Rahel Zesiger: Wir bieten verschiedene Konfitüren und Sirups an; sowie auch getrocknete Apfelringli.. Zurzeit sind gerade die Curry-Zucchetti sehr gefragt – etwa für Raclette. Wir bieten auch eingemachte Schwarze Baumnüsse an. Es ist eine Rarität, welche nicht viele Läden anbieten.

Zurzeit der Verkaufsschlager im Hofladen - Zucchetti-Curry

Welches Produkt ist der Renner?
Thomas Hurni: Konfitüren und Sirups laufen immer gut. Unsere Spezialität sind sicher die eingemachten Schwarzen Baumnüsse. Solche Produkte bereichern das Angebot unseres Hofladens .

Nach welchen Kriterien wird das Sortiment zusammengestellt?
Thomas Hurni: Wir bieten vor allem Produkte an, die aus eigenem Anbau stammen. Aktuell bauen wir rund 20 verschiedene Beeren und Früchtesorten an, welche Teils auch im Selbstpflückgarten verfügbar sind. Dieses Produkte-Sortiment bestimmt das Angebot, welches wir im Hofladen anbieten können.  Unser Hofladen befindet sich aber erst noch im Aufbau. Wir sind am Ausprobieren, was funktioniert und was nicht. Nächste Woche fahren wir nach Berlin auf eine Messe, eventuell sehen wir dort einen neuen Trend, wer weiss.

Einige Produkte aus dem Angebot des Hofladens

Wie gestaltet sich die Zusammenarbeit mit den Zulieferbetrieben?
Thomas Hurni:  Es sind oft spontane Aktionen mit Nachbarn oder Kollegen. Falls jemand einen Überschuss an Ware hat, versuchen wir, diese hier im Hofladen anzubieten. Wir möchten möglichst regional zu bleiben, so bleibt es überschaubar.

Wie erklären sie sich den Boom zum Haltbarmachen von Lebensmitteln?
Rahel Zesiger: Während der Pandemie hatten die Leute viel Zeit. Ich denke, so kam es zu einer Rückbesinnung auf die Werte, die früher einmal wichtig waren. Als wir Kinder waren, war die Konfitüre der Grossmutter doch immer die Beste. Während der Pandemie hatten die Leute dann die Zeit und Musse, solche Dinge auszuprobieren. Ausserdem hat es mit einem neuen Gesundheitsbewusstsein zu tun. Selbstgemachtes beinhaltet keine unnötigen Zusatzstoffe und ellenlange Listen von E-Nummern.

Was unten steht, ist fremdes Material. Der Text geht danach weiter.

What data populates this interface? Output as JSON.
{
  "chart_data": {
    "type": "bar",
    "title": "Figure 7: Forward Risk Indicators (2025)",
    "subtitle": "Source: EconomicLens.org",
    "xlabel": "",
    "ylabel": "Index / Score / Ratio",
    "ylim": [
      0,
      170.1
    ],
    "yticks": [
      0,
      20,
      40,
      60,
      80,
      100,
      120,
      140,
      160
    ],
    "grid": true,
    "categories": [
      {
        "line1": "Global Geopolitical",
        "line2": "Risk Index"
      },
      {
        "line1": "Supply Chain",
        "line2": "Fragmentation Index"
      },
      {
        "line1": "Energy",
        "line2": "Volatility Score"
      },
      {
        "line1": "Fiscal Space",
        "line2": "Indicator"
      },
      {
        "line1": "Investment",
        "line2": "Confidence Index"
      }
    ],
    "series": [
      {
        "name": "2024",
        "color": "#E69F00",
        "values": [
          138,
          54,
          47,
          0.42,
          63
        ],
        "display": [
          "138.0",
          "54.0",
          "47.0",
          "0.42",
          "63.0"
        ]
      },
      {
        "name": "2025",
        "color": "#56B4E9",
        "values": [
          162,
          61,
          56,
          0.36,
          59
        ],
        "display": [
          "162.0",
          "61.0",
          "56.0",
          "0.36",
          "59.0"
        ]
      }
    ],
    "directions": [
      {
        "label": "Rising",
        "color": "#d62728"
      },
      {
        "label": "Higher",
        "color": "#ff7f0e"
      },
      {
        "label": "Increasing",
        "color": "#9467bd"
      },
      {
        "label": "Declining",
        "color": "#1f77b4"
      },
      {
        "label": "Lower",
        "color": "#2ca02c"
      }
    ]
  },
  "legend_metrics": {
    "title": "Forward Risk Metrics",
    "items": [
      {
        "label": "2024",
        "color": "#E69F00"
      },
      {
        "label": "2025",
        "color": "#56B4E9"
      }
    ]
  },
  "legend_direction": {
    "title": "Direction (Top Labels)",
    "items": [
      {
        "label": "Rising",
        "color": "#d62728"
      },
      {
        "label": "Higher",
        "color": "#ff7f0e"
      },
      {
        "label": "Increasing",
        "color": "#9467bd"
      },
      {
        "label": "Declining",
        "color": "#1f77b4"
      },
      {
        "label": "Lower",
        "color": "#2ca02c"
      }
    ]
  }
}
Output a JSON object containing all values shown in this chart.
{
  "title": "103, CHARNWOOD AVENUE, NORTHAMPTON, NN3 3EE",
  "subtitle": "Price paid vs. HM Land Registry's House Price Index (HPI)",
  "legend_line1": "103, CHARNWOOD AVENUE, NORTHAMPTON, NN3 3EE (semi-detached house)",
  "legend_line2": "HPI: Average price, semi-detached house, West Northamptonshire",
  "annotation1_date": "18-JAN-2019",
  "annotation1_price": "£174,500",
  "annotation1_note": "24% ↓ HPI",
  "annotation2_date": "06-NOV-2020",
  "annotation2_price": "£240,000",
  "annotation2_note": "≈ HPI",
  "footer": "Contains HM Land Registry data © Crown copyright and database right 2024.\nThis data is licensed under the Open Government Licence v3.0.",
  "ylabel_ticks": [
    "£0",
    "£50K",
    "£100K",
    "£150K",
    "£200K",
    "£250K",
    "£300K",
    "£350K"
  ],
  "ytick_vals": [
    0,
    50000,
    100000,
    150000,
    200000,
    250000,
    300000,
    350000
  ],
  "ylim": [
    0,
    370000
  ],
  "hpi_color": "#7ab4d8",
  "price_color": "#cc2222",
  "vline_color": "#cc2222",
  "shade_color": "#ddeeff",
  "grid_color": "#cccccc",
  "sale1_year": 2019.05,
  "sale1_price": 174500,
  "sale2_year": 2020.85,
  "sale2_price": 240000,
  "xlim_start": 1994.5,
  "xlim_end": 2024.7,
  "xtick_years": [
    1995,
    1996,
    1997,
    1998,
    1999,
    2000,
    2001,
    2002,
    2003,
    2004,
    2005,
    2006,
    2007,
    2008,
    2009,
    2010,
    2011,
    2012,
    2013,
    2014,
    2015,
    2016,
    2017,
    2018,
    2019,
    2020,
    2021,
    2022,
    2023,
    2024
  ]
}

Worin besteht der Reiz Selbstgemachtes anzubieten?
Thomas Hurni: Ich finde es interessant, mit den anfallenden Produktionsmengen zu spielen. In der Landwirtschaft ist nicht alles planbar. Das Wetter beeinflusst die Erntemengen, die Natur hat ihren eigenen Rhythmus. Falls wir grosse Mengen an Frischgemüse oder Früchten haben, können wir Aktionen anbieten. Bei Tomaten hat dies im letzten Jahr hervorragend geklappt. Im Gegensatz zu den Grossverteilern, welche die Aktionen bereits vor der Saison fix einplanen, können wir rasch auf Produktionsspitzen reagieren und diese gezielt mit Aktionen abbauen.

Das Sortiment des Hofladens wird ständig erweitert.